Purpose & Capability
concernMost code (collectors, scanners, perf monitor, evolver, designer) aligns with the stated purpose of automated sample collection and scanning. However several agents call external shell scripts located in the user's home directory (e.g., analyzer: '~/aass-scripts/3layer_scheduler.sh', researcher: '~/aass-scripts/daily_intel.sh', scanner: '~/aass-dataset/secure_dataset.sh'), which are not mentioned in SKILL.md or other documentation and are outside the skill's codebase — this is disproportionate to the described functionality and unexplained.
Instruction Scope
concernSKILL.md instructs running node agent manager and viewing local data files (samples.json, logs) which is fine. But runtime code extends scope by: executing arbitrary shell scripts in ~ (see analyzer/researcher/scanner), launching background processes with inline shell commands (orchestrator, evolver spawn new agents via exec with '&'), and invoking pgrep to enumerate processes.

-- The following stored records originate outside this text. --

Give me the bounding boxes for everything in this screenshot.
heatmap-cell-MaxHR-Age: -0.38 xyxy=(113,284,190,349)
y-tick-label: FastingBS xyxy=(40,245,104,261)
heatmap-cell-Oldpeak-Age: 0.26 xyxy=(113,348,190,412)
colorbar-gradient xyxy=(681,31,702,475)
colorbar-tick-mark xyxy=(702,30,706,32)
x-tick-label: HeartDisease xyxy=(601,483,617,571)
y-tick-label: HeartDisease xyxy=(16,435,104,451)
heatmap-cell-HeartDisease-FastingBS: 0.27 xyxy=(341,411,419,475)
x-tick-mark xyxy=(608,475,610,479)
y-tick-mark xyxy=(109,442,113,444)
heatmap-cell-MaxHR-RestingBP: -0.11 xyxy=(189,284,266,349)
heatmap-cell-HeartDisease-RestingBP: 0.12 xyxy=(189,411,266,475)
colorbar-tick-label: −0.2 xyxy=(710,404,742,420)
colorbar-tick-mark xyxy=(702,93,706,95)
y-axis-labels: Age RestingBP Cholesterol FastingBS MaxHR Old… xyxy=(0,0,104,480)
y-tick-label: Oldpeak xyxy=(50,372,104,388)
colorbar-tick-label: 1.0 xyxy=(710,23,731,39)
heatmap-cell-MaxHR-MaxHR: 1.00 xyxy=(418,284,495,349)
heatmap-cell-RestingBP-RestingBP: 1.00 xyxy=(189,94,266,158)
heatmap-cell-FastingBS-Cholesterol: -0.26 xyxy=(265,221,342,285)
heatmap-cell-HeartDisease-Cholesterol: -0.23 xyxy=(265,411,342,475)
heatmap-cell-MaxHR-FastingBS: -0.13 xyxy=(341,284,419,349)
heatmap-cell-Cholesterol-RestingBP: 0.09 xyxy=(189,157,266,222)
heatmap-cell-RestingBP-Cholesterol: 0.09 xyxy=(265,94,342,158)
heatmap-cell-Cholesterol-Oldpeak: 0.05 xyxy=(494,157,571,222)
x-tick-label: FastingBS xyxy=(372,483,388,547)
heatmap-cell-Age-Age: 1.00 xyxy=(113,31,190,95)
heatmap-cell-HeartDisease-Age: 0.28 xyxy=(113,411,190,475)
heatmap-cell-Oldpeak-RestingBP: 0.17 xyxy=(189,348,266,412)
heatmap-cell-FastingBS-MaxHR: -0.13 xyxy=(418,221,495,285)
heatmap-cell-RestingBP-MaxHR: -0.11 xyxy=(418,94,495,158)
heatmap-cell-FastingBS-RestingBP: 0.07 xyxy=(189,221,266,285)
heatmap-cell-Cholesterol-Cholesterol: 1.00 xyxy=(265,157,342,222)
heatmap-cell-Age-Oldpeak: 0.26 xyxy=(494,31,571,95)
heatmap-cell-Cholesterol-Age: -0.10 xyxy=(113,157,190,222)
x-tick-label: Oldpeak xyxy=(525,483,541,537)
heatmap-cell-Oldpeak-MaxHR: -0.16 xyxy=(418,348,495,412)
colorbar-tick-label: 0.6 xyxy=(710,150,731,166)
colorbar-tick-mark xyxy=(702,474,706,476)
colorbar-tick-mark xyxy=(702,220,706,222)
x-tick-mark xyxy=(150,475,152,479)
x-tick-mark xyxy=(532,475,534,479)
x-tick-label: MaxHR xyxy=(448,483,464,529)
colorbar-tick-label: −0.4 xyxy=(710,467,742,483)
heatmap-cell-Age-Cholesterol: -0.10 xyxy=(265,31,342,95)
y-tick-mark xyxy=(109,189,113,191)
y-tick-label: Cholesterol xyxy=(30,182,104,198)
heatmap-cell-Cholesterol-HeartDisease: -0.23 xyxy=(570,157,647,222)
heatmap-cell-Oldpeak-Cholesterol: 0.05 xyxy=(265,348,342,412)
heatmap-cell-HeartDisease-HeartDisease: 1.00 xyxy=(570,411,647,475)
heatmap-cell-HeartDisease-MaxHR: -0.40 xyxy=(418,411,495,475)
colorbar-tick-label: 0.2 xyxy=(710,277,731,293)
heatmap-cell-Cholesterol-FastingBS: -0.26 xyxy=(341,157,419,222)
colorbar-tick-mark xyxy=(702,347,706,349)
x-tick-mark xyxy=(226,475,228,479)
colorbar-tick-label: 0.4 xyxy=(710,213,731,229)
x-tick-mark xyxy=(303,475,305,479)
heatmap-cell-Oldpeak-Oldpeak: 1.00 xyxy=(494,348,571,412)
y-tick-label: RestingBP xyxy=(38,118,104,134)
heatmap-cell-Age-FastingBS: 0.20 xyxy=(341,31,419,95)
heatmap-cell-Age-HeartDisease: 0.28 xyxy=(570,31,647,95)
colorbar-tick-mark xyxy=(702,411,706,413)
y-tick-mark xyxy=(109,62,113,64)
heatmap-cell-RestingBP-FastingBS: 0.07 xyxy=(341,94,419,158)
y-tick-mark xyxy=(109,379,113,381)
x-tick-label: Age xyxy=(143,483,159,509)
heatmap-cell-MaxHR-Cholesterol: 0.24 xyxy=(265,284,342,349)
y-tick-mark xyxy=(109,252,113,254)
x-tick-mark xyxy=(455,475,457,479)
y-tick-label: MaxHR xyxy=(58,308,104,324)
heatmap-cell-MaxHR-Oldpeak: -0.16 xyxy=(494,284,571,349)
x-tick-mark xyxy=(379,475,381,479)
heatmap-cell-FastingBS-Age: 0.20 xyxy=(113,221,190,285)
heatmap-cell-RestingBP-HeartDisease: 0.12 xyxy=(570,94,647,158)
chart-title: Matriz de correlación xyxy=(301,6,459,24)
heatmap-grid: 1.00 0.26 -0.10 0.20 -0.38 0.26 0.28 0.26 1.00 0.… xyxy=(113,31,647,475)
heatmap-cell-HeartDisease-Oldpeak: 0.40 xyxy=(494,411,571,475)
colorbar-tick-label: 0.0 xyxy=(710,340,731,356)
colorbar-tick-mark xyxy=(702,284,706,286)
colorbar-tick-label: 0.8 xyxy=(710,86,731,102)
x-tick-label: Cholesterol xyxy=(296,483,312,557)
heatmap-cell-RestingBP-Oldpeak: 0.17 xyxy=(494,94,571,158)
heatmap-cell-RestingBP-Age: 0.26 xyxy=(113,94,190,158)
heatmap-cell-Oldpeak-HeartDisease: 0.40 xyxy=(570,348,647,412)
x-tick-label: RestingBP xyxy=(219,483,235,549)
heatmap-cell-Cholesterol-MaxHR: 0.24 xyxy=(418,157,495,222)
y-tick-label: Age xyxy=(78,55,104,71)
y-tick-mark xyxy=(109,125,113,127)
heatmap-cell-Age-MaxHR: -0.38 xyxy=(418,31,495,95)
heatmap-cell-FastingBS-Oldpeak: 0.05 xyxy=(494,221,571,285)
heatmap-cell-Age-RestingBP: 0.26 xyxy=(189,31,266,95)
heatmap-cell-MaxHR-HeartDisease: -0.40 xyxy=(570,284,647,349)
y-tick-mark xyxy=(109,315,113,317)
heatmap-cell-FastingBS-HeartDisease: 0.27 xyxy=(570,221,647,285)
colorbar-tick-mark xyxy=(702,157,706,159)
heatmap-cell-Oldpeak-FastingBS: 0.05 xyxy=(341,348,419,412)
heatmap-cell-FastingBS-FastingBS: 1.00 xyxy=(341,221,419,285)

Those actions read and execute things outside the skill directory and give the skill broad runtime effects beyond simple API scraping and scanning.
Install Mechanism
noteNo install spec (instruction-only install) reduces supply-chain download risk. But this skill includes many JavaScript files that will be placed in the workspace and executed if started — there is no external binary download, which is lower risk than remote installers, but the included code will still spawn processes and run shell commands locally.
Credentials
noteThe skill declares no required environment variables or credentials (appropriate for public registry scraping). That said, it performs network requests to many external endpoints (npm, cnpm, GitHub) and may start scripts in the user's home that could access credentials present there — the code does not request secrets but could execute local shell scripts that read them, which is a potential indirect risk.
Persistence & Privilege
concernalways:false (good). But the orchestrator and evolver intentionally spawn many background Node processes (e.g., startRole uses 'node agents/... > /dev/null 2>&1 &' and evolver executes background nodes in a loop). That grants the skill persistent, multi-process presence and can consume significant system resources or run arbitrary commands (especially combined with execution of home-directory scripts). This persistent process-spawning is more privileged than a simple synchronous skill invocation.